Middleton’s derby hat, now the color of sunbaked dust, popped from his head and landed upright under a thudding hoof, and his satchel, tied behind the cantle and hanging loose on one side of the horse’s rump, bounced in counterpoint to his flailing legs and the horse’s jumps. As the horse spun in a circle, Middleton saw a half dozen women and men watching from the end of the cursed little town’s main street. And he felt his hated temper rise in him like storm water filling a too-narrow drain. His battered cheek, a sore reminder of the vicious attack he’d endured the previous evening, throbbed and pulsed with every hop the horse made.

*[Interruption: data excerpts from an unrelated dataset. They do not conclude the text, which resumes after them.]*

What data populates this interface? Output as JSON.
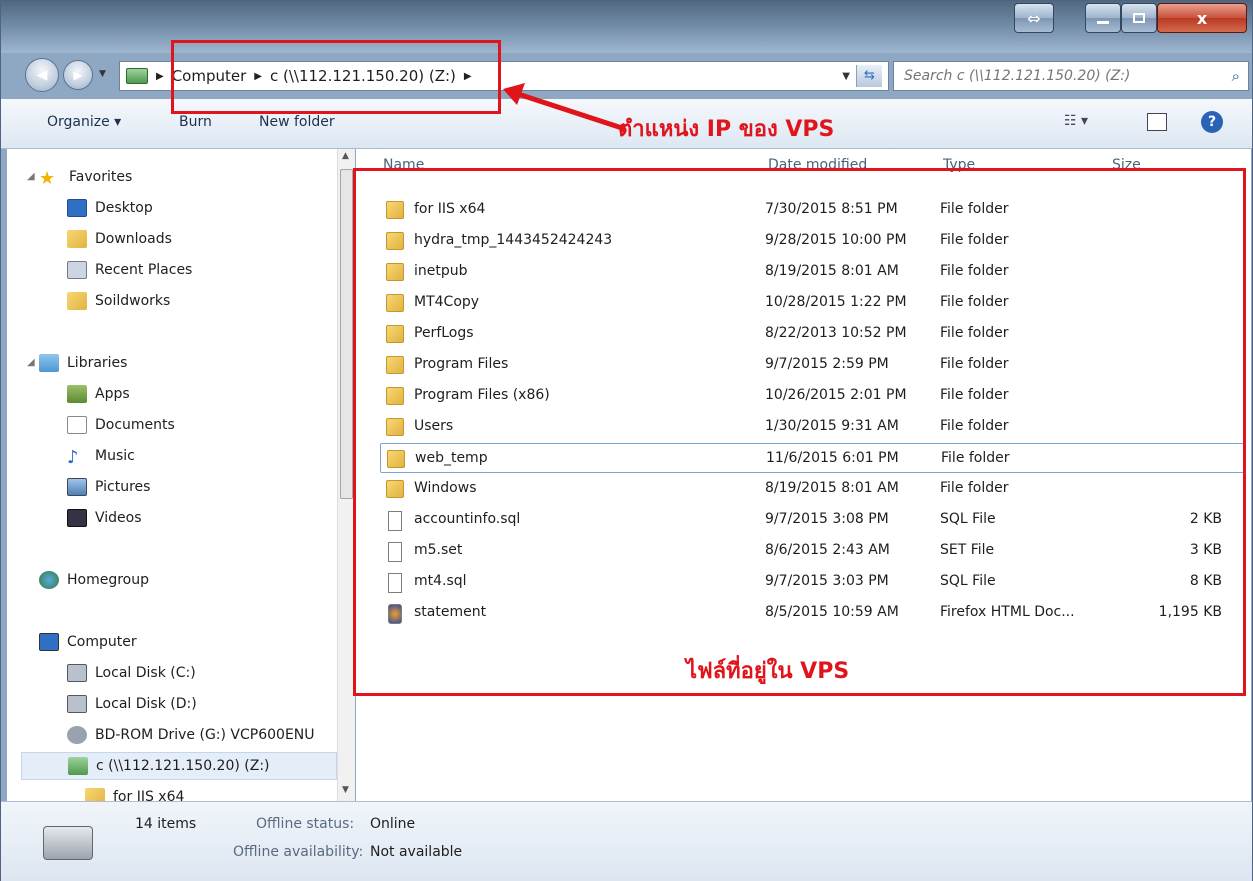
{
  "address": {
    "crumbs": [
      "Computer",
      "c (\\\\112.121.150.20) (Z:)"
    ]
  },
  "search": {
    "placeholder": "Search c (\\\\112.121.150.20) (Z:)"
  },
  "toolbar": {
    "organize": "Organize ▾",
    "burn": "Burn",
    "new_folder": "New folder"
  },
  "annotations": {
    "ip_label": "ตำแหน่ง IP ของ VPS",
    "files_label": "ไฟล์ที่อยู่ใน VPS"
  },
  "nav": {
    "favorites": "Favorites",
    "desktop": "Desktop",
    "downloads": "Downloads",
    "recent": "Recent Places",
    "soildworks": "Soildworks",
    "libraries": "Libraries",
    "apps": "Apps",
    "documents": "Documents",
    "music": "Music",
    "pictures": "Pictures",
    "videos": "Videos",
    "homegroup": "Homegroup",
    "computer": "Computer",
    "local_c": "Local Disk (C:)",
    "local_d": "Local Disk (D:)",
    "bdrom": "BD-ROM Drive (G:) VCP600ENU",
    "netdrive": "c (\\\\112.121.150.20) (Z:)",
    "forIIS": "for IIS x64"
  },
  "columns": {
    "name": "Name",
    "date": "Date modified",
    "type": "Type",
    "size": "Size"
  },
  "files": [
    {
      "name": "for IIS x64",
      "date": "7/30/2015 8:51 PM",
      "type": "File folder",
      "size": ""
    },
    {
      "name": "hydra_tmp_1443452424243",
      "date": "9/28/2015 10:00 PM",
      "type": "File folder",
      "size": ""
    },
    {
      "name": "inetpub",
      "date": "8/19/2015 8:01 AM",
      "type": "File folder",
      "size": ""
    },
    {
      "name": "MT4Copy",
      "date": "10/28/2015 1:22 PM",
      "type": "File folder",
      "size": ""
    },
    {
      "name": "PerfLogs",
      "date": "8/22/2013 10:52 PM",
      "type": "File folder",
      "size": ""
    },
    {
      "name": "Program Files",
      "date": "9/7/2015 2:59 PM",
      "type": "File folder",
      "size": ""
    },
    {
      "name": "Program Files (x86)",
      "date": "10/26/2015 2:01 PM",
      "type": "File folder",
      "size": ""
    },
    {
      "name": "Users",
      "date": "1/30/2015 9:31 AM",
      "type": "File folder",
      "size": ""
    },
    {
      "name": "web_temp",
      "date": "11/6/2015 6:01 PM",
      "type": "File folder",
      "size": ""
    },
    {
      "name": "Windows",
      "date": "8/19/2015 8:01 AM",
      "type": "File folder",
      "size": ""
    },
    {
      "name": "accountinfo.sql",
      "date": "9/7/2015 3:08 PM",
      "type": "SQL File",
      "size": "2 KB"
    },
    {
      "name": "m5.set",
      "date": "8/6/2015 2:43 AM",
      "type": "SET File",
      "size": "3 KB"
    },
    {
      "name": "mt4.sql",
      "date": "9/7/2015 3:03 PM",
      "type": "SQL File",
      "size": "8 KB"
    },
    {
      "name": "statement",
      "date": "8/5/2015 10:59 AM",
      "type": "Firefox HTML Doc...",
      "size": "1,195 KB"
    }
  ],
  "status": {
    "count": "14 items",
    "offline_status_label": "Offline status:",
    "offline_status_value": "Online",
    "offline_avail_label": "Offline availability:",
    "offline_avail_value": "Not available"
  }
}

He’d gladly be damned forever before he’d give those leering folks the satisfaction of seeing him head back to that thief Haskell’s livery for a different mount. He gritted his teeth and worked the reins left, then right, and before he knew what had happened he was flat on the gravel path, on his back looking up at the horse, which stood still and stared up the sloping trail out of town, as if in contemplation of what it might find out there beyond the rocks and sand.
Without turning his head, Middleton shifted his eyes back toward the people in the street. They were turned away, he knew, not wanting to be seen by him gawping at his calamitous descent. Well, good, he thought. The less the better. He pulled in a great draft of air through his nostrils and rose to his feet, smacking dust from his clothes and looking around for his hat. It had been under him.